I imagine the way forward is with a second Ph3 in culture proven resistant UTIs. Yes, the market will initially be more limited, but TTPH can develop their pipeline and increase the indications for ervacycline much more easily if already on the market. They swung for the fences on IGNITE2. TTPH has money, an active and safe drug, a good technology, experience, clinical connections and an atmosphere where the FDA will do almost anything to help a novel antibiotic get to market. Whether they get bought out or stay independent, TTPH goes up from here. I'm playing this for a safe 50% rise within a year. Might use covered calls to help with that.
You know that Kelley still owns ten times the amount he sold, right?
Agree. We need drugs on the market to treat resistant gram negatives. Eravacycline, at a minimum, fills a niche.
I had been in and out of this stock between single digits and low 20s. I'm back in.
I think it is a buy at these prices. Sorry for discussing TTPH here, but that board is a crowed mess right now.
I owned a lot of Tetraphase in 2013. That, and Durata, were the recipients of my antibiotic $$$ after Trius and then Cubist, was bought out. I got out in the low 20s and marveled as it continued to climb. Unfortunately, it was priced for perfection.
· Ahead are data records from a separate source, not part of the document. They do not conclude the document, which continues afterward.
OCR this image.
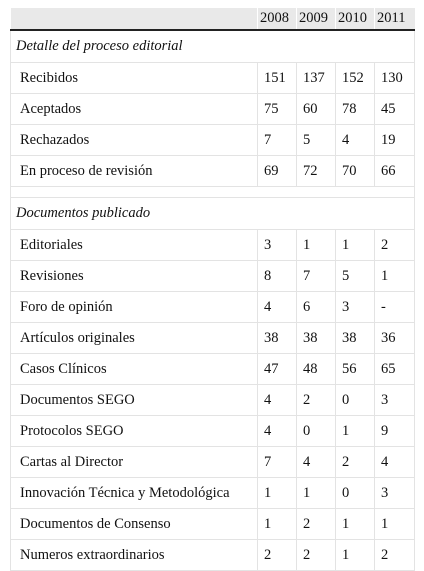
	2008	2009	2010	2011
Detalle del proceso editorial				
Recibidos	151	137	152	130
Aceptados	75	60	78	45
Rechazados	7	5	4	19
En proceso de revisión	69	72	70	66

Documentos publicado				
Editoriales	3	1	1	2
Revisiones	8	7	5	1
Foro de opinión	4	6	3	-
Artículos originales	38	38	38	36
Casos Clínicos	47	48	56	65
Documentos SEGO	4	2	0	3
Protocolos SEGO	4	0	1	9
Cartas al Director	7	4	2	4
Innovación Técnica y Metodológica	1	1	0	3
Documentos de Consenso	1	2	1	1
Numeros extraordinarios	2	2	1	2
It is fairly easy to price the worth of an antibiotic these days with the market having so recently priced tedizolide, dalbavancin, and Cubicin for us. Easy to say with 20/20 hindsight, but TTPH was valued far higher than any of those other companies were at a similar stage of development. The reason was the promise of a great pipeline, plenty if cash, and something that could treat many of the worst bugs: resistant gram negatives ( the other companies I mentioned were in the relatively crowded MRSA space).
The thing is, TTPH still has the pipeline, the cash, and a drug that can beat the worst bugs better than the drug it just failed against, Levaquin. I think it will take a while, but Tetraphase will get back on its feet. It failed at a chance to to be the best drug for all complicated UTIs but, as a doc, I'll tell you that I still want their drugs on my formulary for the rare resistant case. That alone should get approval, though with a narrow indication. And TTPH still has exciting tech. They will be a bigger player some day when they figure out how to best use it.
I am buying now and will accumulate over the next month or two if it stays under ten. This investment could pay off in a year or two but I typically invest in biotech with a five year horizon.
My largest holdings now are HALO and NVAX
I don't consider the expense to be great but I do agree that now would be a perfect time to look again at the stage 1 data. I imagine a look at stage 2 might happen six mos from now.
My take is that the presentation has to be different from ASCO, but it doesn't have to be by much. (look up the differences between the 2013 ASCO poster and the 2013 ESMO poster - not much)
Stage 2 of the Ph2 PEG study 202 has only be enrolling new subjects for about a year. I truly doubt they will present data from that cohort. However, I have hope the January data from stage 1 will be updated since they didn't update much for ASCO. time will tell.